Секретная предыстория 1937 года. Сталин против красных олигархов - Сергей Цыркун
Шрифт:
Интервал:
Закладка:
Рыков был настроен поэтически. Мягко развалясь на стуле, он медленно и вяло ел, непрестанно посмеиваясь неопределенным, слабым смехом. Перегнувшись к нему всем туловищем, жилистый человек, отвернув рукав своей рубашки (он был без пиджака), показывал ему следы уже заживших, сильно исковеркавших его руку ран… Рыков слушал и не слушал… он, все так же мягко и все с тем же смешком, рассказал, как не так давно он приказал по телефону расстрелять пятерых крестьян, пойманных с хлебом. Что-то смешное чудилось Рыкову в этом факте теперь, когда он слегка выпил и был в благодушном настроении. Взгляд его во время рассказа упал и на меня. И прежде чем я успел отдать себе отчет, я кивнул ему одобрительно головой и улыбнулся. Отвращение к самому себе заставило меня встать и выйти из столовой. Хотелось хоть несколько минут побыть одному».
Пройдет всего несколько лет, и главе Советского правительства станет не до смеха. Перед арестом, снятый со всех постов, он несколько месяцев не выходил из своей квартиры, мало ел, почти не спал, часами молча лежал на диване или ходил из угла в угол, а иногда сидел у окна, по воспоминаниям дочери, «в какой-то неестественной позе: голова откинута назад, руки переплетены и зажаты переплетенными ногами, по щеке ползет слеза».[430] Тревога оказалась не напрасной. Подручный Сталина Ежов после рандеву с хозяином в конце июля 1937 г. сделает пометку в своем блокноте № 3: «Рыкова бить».[431]
Но это будет еще не скоро. А пока Рыков сам решает, кого бить, кого расстрелять, оттого у него хорошее настроение. Гораздо хуже оно было в ту ночь у Михаила Чехова. Оказавшись в преддверии советской тюрьмы, он предавался мрачным воспоминаниям о днях Красного террора:
«В последние дни мое воображение снова расстроилось, и мне временами казалось, что я теряю сознание самого себя, теряю власть над своими мыслями и чувствами.

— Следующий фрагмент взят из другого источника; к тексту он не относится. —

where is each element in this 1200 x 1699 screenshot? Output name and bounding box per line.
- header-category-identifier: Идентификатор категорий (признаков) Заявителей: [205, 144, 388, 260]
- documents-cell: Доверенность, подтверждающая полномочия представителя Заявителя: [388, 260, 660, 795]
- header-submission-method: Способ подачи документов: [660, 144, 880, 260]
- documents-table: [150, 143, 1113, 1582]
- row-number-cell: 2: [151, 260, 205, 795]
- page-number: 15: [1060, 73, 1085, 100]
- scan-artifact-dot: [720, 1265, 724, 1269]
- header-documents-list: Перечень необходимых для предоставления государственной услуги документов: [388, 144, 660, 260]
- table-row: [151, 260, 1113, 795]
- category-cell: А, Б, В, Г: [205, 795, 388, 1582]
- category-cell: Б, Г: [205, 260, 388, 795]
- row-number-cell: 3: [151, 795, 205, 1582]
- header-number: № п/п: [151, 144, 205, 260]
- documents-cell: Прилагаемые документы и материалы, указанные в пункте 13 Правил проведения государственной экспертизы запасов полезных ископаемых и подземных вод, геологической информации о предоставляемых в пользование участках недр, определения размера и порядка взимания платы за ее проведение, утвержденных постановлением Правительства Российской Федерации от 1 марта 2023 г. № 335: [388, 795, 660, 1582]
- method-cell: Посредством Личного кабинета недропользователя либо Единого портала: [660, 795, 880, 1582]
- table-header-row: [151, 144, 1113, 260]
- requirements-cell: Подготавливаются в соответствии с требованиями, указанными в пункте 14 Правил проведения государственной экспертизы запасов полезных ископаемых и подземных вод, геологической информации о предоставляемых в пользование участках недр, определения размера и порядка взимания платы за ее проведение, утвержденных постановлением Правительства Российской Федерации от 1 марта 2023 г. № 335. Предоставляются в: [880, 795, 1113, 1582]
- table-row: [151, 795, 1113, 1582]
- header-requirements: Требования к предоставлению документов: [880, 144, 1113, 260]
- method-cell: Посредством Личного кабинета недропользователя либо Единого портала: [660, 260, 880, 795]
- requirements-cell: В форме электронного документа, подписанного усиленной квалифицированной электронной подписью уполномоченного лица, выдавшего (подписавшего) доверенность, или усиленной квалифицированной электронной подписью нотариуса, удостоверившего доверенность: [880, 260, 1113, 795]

И сейчас передо мной проносились картины первых дней и недель Октябрьской революции. Теперь это только далекое прошлое, и Россия уже не та, и нет больше хаоса первых дней, но тогда это было сегодня и жило в сознании каждого русского. Не будучи в состоянии остановить этих картин, я с мучением следил за ними, так же безвольно, как следят за фильмом. Вот Дзержинский, в полушубке, с обезумевшим лицом, обвешанный оружием, выскакивает к толпе загнанных в помещение особняка случайно схваченных старух, стариков, юношей, девушек и дико кричит. Угрозы, ругательства, проклятия. Он наводит револьвер то на одну, то на другую обезумевшую фигуру в толпе. Вот Троцкий пролетел на автомобиле по Арбату, устремившись всем туловищем вперед, вытянув подбородок и сжав кулаки. Вот грузовик, накрытый брезентом, быстро движется по ночным улицам Москвы. Нельзя угадать, что укрывает брезент, но причудливые формы его привлекают внимание, и усталое, напуганное воображение рисует жуткие картины. Вот другой грузовик, доверху наполненный иконами, подсвечниками, распятиями, ризами и другой церковной утварью. Шофер давит собаку по дороге и с хохотом оглядывается на визжащее, окровавленное, корчащееся в снежном сугробе животное.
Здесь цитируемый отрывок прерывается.